What is it about things?  Why do we own the things that we do?  What do they mean to us, and why?  Ruth Quibell’s book invites readers to think about these (and other) questions.

The Promise of Things by Ruth Quibell

‘My view is that life with objects requires thought and reflection, and it is not a state we attain once and for all.’

How often do we think about our possessions?  I guess that we all think about what we own when (or if) it’s time to move, or perhaps when deciding whether there is enough space to add something new.  But we make our own connections with the things that we own, and one person’s treasure may look like rubbish to someone else.

In this book, Ruth Quibell writes of seven different items (in essay length chapters) and in the eighth chapter, entitled ‘Foucault’s Toolbox’ she shares what she describes as: ‘ the ‘idea bundles’ that have shaped, goaded, inspired and challenged me while writing The Promise of Things.

What are the seven different items?

Matisse’s Armchair

The Edwardian Wardrobe

The Ithaka Stone

The Pöang

The Velvet Jacket

Simone de Beauvoir’s Bicycle

The Singer Sewing Machine

The Empty Drawer

Each of these essays looks at different aspects of possession.  Utility may be important (aspects of The Edwardian Wardrobe, Simone de Beauvoir’s Bicycle, The Singer Sewing Machine).  Or perhaps it’s the function of meeting a specific need (The Pöang).  Or the promise of happiness through distraction (Matisse’s Armchair).  In The Ithaka Stone it’s a connection with a physical object, a reminder of a holiday during a period of illness.  The Velvet Jacket is about owning something longed for, a possession that is (the possessor hopes) life-changing.  The Singer Sewing Machine is partly about the perceived intrinsic value of homemade items.  But it’s also about the means of creating and the promise of creativity.
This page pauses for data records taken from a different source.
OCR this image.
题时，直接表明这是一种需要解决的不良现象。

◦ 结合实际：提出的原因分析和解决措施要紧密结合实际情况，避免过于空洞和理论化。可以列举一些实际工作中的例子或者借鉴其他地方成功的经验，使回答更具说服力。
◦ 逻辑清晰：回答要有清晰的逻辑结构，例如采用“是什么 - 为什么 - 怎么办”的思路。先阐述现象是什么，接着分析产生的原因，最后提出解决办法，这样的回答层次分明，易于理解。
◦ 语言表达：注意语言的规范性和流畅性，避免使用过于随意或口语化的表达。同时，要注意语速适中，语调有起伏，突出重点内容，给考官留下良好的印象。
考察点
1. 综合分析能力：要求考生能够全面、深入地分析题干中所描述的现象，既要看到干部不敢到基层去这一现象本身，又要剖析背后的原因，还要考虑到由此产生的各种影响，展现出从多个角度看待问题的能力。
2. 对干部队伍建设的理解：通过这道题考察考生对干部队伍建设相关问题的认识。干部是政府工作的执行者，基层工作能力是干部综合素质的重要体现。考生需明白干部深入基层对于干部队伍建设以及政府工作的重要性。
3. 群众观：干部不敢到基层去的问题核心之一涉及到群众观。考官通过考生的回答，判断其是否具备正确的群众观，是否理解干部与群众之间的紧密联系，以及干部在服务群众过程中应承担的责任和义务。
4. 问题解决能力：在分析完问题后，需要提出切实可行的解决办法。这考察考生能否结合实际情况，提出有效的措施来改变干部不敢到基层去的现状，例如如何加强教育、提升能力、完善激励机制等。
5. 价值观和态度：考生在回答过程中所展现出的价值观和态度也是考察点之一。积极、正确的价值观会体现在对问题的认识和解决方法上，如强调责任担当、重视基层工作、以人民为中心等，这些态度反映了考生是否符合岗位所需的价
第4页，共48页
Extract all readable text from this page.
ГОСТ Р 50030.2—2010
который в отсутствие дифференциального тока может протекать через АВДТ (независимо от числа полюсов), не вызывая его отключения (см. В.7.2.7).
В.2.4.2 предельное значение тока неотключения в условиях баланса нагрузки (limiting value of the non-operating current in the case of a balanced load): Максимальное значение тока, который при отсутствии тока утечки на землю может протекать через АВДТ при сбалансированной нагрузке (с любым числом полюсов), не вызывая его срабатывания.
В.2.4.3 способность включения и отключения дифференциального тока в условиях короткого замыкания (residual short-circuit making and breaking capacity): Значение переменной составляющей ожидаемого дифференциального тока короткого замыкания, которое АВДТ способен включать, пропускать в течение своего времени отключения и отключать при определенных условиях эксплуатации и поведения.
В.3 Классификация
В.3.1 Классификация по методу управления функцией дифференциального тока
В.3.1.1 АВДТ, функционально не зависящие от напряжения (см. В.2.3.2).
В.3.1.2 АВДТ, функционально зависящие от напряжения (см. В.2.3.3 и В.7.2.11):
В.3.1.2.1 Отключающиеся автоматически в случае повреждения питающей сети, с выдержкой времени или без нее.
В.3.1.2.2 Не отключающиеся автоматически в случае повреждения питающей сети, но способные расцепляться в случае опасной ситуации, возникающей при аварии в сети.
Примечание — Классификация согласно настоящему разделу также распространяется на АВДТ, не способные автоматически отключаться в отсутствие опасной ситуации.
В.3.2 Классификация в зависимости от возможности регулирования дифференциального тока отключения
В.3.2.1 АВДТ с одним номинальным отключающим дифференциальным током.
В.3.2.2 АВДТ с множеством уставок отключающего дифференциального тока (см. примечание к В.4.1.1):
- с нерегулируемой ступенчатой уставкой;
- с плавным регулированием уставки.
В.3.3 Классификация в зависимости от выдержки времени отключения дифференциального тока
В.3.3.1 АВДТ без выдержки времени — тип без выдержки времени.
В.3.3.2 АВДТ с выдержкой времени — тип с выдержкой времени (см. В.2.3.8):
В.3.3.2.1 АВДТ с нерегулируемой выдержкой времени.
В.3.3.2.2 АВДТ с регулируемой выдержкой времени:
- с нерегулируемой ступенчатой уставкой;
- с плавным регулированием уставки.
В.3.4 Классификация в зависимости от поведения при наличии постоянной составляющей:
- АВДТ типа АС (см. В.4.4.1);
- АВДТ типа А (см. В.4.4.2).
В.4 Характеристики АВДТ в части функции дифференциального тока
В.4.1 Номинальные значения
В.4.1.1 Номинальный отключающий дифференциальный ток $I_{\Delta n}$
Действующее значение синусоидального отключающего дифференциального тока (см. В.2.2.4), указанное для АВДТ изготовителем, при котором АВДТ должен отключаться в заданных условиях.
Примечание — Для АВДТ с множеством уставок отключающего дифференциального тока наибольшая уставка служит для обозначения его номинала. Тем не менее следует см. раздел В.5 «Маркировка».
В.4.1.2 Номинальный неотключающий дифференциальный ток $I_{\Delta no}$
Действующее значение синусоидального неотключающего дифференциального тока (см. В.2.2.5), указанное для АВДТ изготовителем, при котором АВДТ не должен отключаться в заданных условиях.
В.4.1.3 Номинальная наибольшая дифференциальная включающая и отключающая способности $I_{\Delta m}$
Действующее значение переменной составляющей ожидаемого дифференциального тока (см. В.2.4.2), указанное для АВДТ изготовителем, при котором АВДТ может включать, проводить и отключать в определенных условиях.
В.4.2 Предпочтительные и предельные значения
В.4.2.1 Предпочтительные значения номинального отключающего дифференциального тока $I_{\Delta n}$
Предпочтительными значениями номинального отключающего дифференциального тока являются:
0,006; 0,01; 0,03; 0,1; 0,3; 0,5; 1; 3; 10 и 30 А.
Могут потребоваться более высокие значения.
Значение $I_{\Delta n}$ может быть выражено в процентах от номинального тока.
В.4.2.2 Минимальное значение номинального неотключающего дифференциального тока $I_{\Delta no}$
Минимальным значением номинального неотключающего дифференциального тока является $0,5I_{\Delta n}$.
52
The Empty Drawer is about passing possessions on (when the time is right) and reminded me of my own grandmother and, more recently, an ageing friend divesting herself of craft materials she can no longer use.

Each of these essays had significance for me.  Different items, different histories, different connections.  And it has made me think about my own possessions in a different way.